Off the A418 between Aylesbury and Thame sits a historic house that once housed a French monarch for five years. Hartwell House, now a luxury hotel under National Trust ownership, was home to the court of Louis XVIII of France (pictured above in a portrait by Francois Gerard) during his exile between 1809 and 1814. The court included Louis’s brother the Comte d’Artois (who succeeded him as Charles X) and Gustavus IV, the exiled King of Sweden.
Perhaps less predictably, the advent of Louis’s court also saw the conversion of the roof into a miniature farm with cage-reared rabbits and birds and tubs of cultivated herbs and vegetables. Emigrés fleeing from the post-revolutionary regime used Hartwell’s outbuildings as shops to earn some much-needed cash.
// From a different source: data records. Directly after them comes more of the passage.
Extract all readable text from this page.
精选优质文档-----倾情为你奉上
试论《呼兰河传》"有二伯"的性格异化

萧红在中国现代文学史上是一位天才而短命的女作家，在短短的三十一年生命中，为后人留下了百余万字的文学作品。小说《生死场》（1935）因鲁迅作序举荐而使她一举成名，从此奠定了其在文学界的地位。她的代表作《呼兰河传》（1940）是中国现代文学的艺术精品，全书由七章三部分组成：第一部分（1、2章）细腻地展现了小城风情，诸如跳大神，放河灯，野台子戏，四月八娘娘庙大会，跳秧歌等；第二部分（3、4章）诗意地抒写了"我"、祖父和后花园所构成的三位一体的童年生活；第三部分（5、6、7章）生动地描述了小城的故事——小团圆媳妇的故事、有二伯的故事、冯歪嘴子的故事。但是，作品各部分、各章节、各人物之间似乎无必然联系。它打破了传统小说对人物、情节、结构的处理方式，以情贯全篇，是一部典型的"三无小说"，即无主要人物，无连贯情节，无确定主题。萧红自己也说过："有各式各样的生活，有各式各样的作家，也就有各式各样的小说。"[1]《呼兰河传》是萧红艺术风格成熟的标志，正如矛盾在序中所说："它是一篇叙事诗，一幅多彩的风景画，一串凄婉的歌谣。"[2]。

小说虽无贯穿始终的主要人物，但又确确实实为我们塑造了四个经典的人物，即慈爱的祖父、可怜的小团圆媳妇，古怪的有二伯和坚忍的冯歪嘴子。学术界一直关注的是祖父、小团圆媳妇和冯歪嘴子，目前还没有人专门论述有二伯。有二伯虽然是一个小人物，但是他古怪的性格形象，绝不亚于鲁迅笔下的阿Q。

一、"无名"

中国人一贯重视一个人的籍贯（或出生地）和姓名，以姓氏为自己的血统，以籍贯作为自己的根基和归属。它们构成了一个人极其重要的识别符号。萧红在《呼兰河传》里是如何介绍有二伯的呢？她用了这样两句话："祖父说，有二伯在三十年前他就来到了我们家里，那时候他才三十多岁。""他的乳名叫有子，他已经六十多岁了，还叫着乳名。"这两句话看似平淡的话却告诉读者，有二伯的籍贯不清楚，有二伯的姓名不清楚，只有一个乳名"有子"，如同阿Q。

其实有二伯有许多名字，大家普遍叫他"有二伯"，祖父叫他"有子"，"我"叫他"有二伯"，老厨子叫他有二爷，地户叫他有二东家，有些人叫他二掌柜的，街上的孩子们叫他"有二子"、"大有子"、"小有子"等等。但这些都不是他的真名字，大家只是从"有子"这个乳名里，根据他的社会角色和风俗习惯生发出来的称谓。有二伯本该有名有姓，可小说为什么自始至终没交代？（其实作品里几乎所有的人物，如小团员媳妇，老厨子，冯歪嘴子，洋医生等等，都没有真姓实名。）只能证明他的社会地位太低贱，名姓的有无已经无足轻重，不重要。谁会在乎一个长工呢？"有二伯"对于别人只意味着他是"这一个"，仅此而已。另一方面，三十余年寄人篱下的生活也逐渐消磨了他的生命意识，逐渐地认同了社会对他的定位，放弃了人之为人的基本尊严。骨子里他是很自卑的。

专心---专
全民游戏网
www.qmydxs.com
Over the centuries, Hartwell has had many famous connections, some of them international. For several centuries it was the property of the Lees, ancestors of US Civil War Confederate commander Robert E Lee – and US troops were stationed and trained here during World War II. A later owner was Ernest Cook, grandson of Thomas Cook, whose temperance campaigns were the original inspiration for his pioneering work in travel and tourism.
But if you’re looking for an unexpected trace of the great and the good, go inside and look at the extravagant staircase of Jacobean origin. A fire damaged the balustrade in the 1960s and the replacement balusters include carved figures of GK Chesterton and Winston Churchill; the identities of the other, mostly rather grotesque figures are not known for sure.